At that point, adb devices in the Flip’s bash shell showed a device, adb logcat dumped the log, and so forth.

However, after another update to Chrome OS, this no longer seems to work, as the adb connect command fails. I have not identified another IP address that works.

If you are able to get adb connect to work, the next step would be to allow adb clients from a development machine to work. What worked — somewhat, anyway — was:

  • On the Chrome OS device, run the following command to open port 5037 in the device’s firewall:
sudo iptables -I INPUT -p tcp --dport 5037 -j ACCEPT
  • On the Chrome OS device, kill the running adb daemon, if you have it running from earlier, via adb kill-server

  • On the Chrome OS device, start the adb daemon with the -a switch (e.g., adb -a fork-server server &), as -a indicates to listen on all available IP interfaces

  • On your development machine, use the -H switch with all adb commands to be directed to the Chrome OS device (e.g., adb -H ... shell, where ... is the IP address of the Chrome OS device)
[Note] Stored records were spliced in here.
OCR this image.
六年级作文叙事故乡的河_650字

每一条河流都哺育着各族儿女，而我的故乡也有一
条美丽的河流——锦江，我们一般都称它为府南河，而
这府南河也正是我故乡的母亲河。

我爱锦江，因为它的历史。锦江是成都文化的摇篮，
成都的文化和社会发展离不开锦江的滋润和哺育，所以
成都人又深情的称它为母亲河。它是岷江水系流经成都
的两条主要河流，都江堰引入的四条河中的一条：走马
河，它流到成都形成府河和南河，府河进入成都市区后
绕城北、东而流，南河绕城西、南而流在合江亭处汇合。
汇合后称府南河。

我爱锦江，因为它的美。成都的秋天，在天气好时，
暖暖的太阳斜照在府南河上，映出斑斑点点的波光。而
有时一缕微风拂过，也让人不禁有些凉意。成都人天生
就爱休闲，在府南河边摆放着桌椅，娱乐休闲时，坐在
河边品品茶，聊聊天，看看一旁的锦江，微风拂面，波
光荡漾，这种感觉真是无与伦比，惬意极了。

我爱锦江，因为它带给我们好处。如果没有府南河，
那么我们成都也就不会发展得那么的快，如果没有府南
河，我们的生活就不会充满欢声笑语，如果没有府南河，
However, this requires that the adb binaries on both environments be compatible. If you are up to date with your development tools, you may have a far newer adb on your development machine than you do on the Chrome OS device. That will result in an error like adb server version (32) doesn't match this client (36); killing....

Plus, all this does is allow you to run adb commands (with -H) from your development machine. It still does not allow Android Studio or other tools to work, as they will not be trying to use some -H switch.

Beyond those issues, the fact that this requires opening a port for arbitrary access is moderately scary. You should be able to craft an iptables command that limits inbound connections (e.g., your local WiFi LAN segment)… but this all gets into a level of hackery that is ridiculous, for something that should be available much more directly.

Most likely, somebody with greater command-line Linux skills than I have will work out a recipe to allow adb connect to work from your development machine, bridging into the Android container inside the Chrome OS device. And, with luck, this will become simpler, via official support, in the future.